Fernanda Montenegro, a figura humana de uma grande atriz

Não são apenas os prêmios, os personagens e a gloriosa trajetória profissional que tornam Fernanda Montenegro quem ela é. Seriedade, caráter e humildade compõem a figura humana da maior atriz do país. Assisto de longe Fernanda Montenegro rodeada de jornalistas respondendo toda sorte de perguntas com a voz baixa e a paciência de um monge. Já são mais de 50 minutos de indagações, e ela emprega cada palavra na oratória com o didatismo de quem reflete sobre as questões pela primeira vez na vida, o que não é verdade, vide que está prestes a completar 89 anos em 16 de outubro, dos quais 68 dedicados à profissão.

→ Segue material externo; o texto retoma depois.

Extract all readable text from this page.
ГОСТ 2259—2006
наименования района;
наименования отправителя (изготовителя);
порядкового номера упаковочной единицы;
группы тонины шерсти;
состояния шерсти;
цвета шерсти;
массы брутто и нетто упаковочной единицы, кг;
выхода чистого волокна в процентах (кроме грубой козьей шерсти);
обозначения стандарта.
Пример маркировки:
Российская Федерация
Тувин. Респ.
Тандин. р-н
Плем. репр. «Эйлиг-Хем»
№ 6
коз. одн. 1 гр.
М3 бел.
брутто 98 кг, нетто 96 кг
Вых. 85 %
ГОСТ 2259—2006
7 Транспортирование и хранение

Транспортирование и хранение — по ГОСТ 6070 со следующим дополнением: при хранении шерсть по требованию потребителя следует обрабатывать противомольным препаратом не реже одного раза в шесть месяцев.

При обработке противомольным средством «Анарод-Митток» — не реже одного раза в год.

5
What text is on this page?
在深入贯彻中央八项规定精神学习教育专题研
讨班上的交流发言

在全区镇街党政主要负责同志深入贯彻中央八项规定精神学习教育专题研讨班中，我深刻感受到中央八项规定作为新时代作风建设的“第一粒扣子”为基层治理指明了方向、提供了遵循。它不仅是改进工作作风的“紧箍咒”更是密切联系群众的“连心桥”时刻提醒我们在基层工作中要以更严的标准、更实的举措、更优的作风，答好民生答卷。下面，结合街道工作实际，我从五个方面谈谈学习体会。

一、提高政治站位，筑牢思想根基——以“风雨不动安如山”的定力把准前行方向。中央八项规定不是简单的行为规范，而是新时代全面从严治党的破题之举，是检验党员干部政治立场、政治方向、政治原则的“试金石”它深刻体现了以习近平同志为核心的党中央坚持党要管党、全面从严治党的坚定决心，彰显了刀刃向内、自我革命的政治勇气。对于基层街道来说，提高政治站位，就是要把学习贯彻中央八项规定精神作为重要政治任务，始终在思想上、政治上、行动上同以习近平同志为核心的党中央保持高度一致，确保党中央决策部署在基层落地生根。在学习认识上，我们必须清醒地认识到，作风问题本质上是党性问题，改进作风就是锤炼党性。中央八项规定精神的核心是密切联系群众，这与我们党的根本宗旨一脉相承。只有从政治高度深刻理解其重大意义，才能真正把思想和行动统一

Combinamos de falar a sós durante 15 minutos – foi o tempo que a assessoria de imprensa da atriz me concedeu para esta entrevista. Passam-se mais 30 minutos de perguntas e respostas até que sentamos em uma mesa redonda em um canto do amplo salão.

– A senhora está cansada? – pergunto a ela.
– Não, não estou cansada. Não posso me dar esse direito. Me programei para estar à disposição de vocês durante toda a tarde e é isso que devo cumprir. Afinal, se estou fazendo o meu trabalho, vocês estão fazendo o de vocês, não é assim?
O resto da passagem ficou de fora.